C’est une nouvelle ère qui commence pour les propriétaires. Pas forcément un big bang, plutôt un durcissement des règles de performance énergétique, de décence et d’information des locataires. Issues pour la plupart de la loi Climat et Résilience, ces nouvelles mesures deviennent pleinement effectives et rendent la mise en location plus encadrée et plus risquée pour les bailleurs qui ne sont pas à jour.
DPE : les passoires sous pression
Attention, donc, dans un premier temps, au diagnostic de performance énergétique (DPE). Les logements classés F ou G ne peuvent plus être proposés à la location tant qu’ils n’ont pas été rénovés pour atteindre au moins la classe E, sous peine de requalification en logement non décent, injonction de travaux, baisse de loyer ou dommages‑intérêts. Le DPE doit être réalisé par un diagnostiqueur certifié. Il a une valeur juridique et doit figurer dans les annonces et le bail, avec mention de la classe et des consommations. Certains anciens diagnostics perdent leur validité, obligeant à refaire un DPE avant toute nouvelle mise en location ou reconduction du bail.

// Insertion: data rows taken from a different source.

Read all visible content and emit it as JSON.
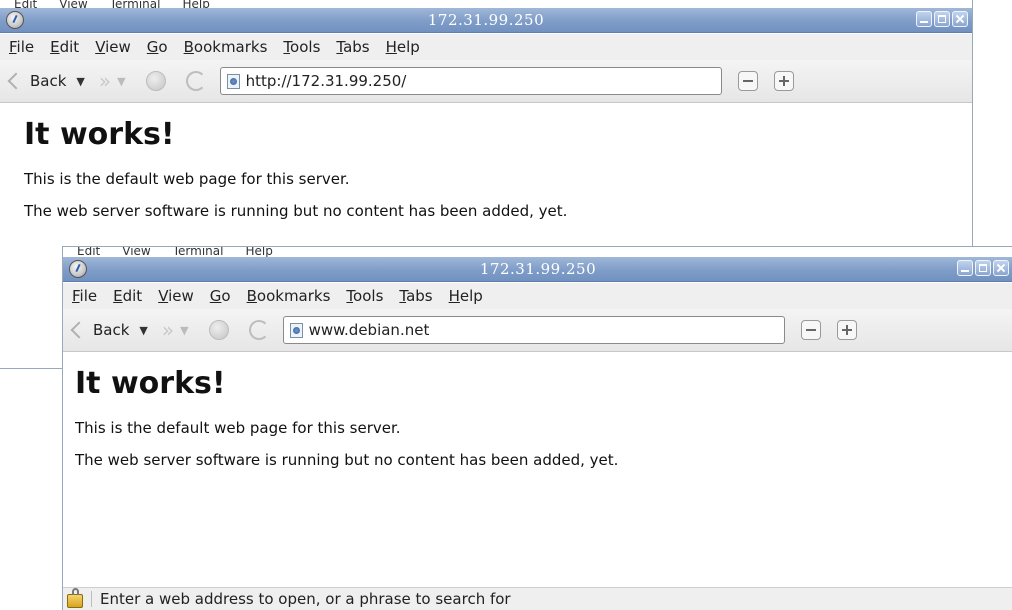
{
  "window_back": {
    "terminal_menu_peek": [
      "Edit",
      "View",
      "Terminal",
      "Help"
    ],
    "title": "172.31.99.250",
    "menu": [
      "File",
      "Edit",
      "View",
      "Go",
      "Bookmarks",
      "Tools",
      "Tabs",
      "Help"
    ],
    "toolbar": {
      "back_label": "Back"
    },
    "address": "http://172.31.99.250/",
    "page": {
      "heading": "It works!",
      "paragraph1": "This is the default web page for this server.",
      "paragraph2": "The web server software is running but no content has been added, yet."
    }
  },
  "window_front": {
    "terminal_menu_peek": [
      "Edit",
      "View",
      "Terminal",
      "Help"
    ],
    "title": "172.31.99.250",
    "menu": [
      "File",
      "Edit",
      "View",
      "Go",
      "Bookmarks",
      "Tools",
      "Tabs",
      "Help"
    ],
    "toolbar": {
      "back_label": "Back"
    },
    "address": "www.debian.net",
    "page": {
      "heading": "It works!",
      "paragraph1": "This is the default web page for this server.",
      "paragraph2": "The web server software is running but no content has been added, yet."
    },
    "status": "Enter a web address to open, or a phrase to search for"
  }
}
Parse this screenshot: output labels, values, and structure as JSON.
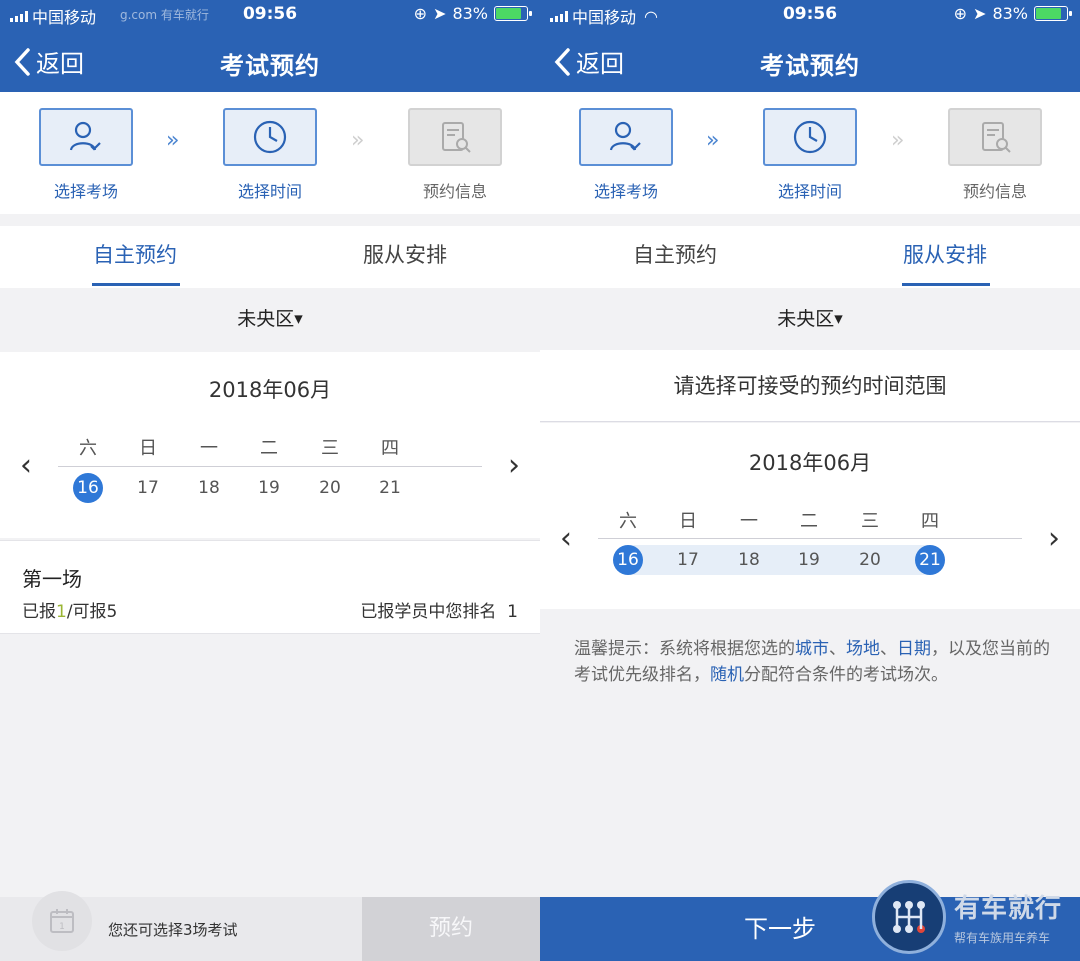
{
  "status": {
    "carrier": "中国移动",
    "time": "09:56",
    "battery": "83%",
    "battery_level": 0.83,
    "watermark": "g.com 有车就行"
  },
  "nav": {
    "back_label": "返回",
    "title": "考试预约"
  },
  "steps": [
    {
      "label": "选择考场",
      "state": "done",
      "icon": "user-check-icon"
    },
    {
      "label": "选择时间",
      "state": "current",
      "icon": "clock-icon"
    },
    {
      "label": "预约信息",
      "state": "pending",
      "icon": "document-search-icon"
    }
  ],
  "tabs": {
    "self": "自主预约",
    "assigned": "服从安排"
  },
  "district": "未央区",
  "calendar": {
    "month": "2018年06月",
    "weekdays": [
      "六",
      "日",
      "一",
      "二",
      "三",
      "四"
    ],
    "days": [
      "16",
      "17",
      "18",
      "19",
      "20",
      "21"
    ]
  },
  "left": {
    "active_tab": "self",
    "selected_days": [
      "16"
    ],
    "session": {
      "title": "第一场",
      "cap_prefix": "已报",
      "cap_booked": "1",
      "cap_suffix": "/可报5",
      "rank_text": "已报学员中您排名",
      "rank_value": "1"
    },
    "bottom": {
      "remaining": "您还可选择3场考试",
      "button": "预约"
    }
  },
  "right": {
    "active_tab": "assigned",
    "range_title": "请选择可接受的预约时间范围",
    "selected_days": [
      "16",
      "21"
    ],
    "tip": {
      "p1": "温馨提示：系统将根据您选的",
      "k1": "城市",
      "s1": "、",
      "k2": "场地",
      "s2": "、",
      "k3": "日期",
      "p2": "，以及您当前的考试优先级排名，",
      "k4": "随机",
      "p3": "分配符合条件的考试场次。"
    },
    "next_button": "下一步",
    "logo": {
      "name": "有车就行",
      "slogan": "帮有车族用车养车"
    }
  },
  "colors": {
    "brand": "#2a62b4",
    "selected_day": "#2f78d7",
    "highlight_green": "#9ab534"
  }
}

En même temps, la notion de “logement décent” se renforce. Elle s’apprécie désormais à travers les conditions de vie et la performance énergétique : absence d’humidité importante, chauffage adapté, eau chaude, ventilation correcte, installations électriques et gaz sécurisées. Un bien présentant des problèmes peut être jugé non décent, même s’il respecte la surface minimale. Le locataire peut alors se retourner contre le propriétaire et saisir la justice pour exiger des travaux, une réduction de loyer, voire la suspension partielle des paiements.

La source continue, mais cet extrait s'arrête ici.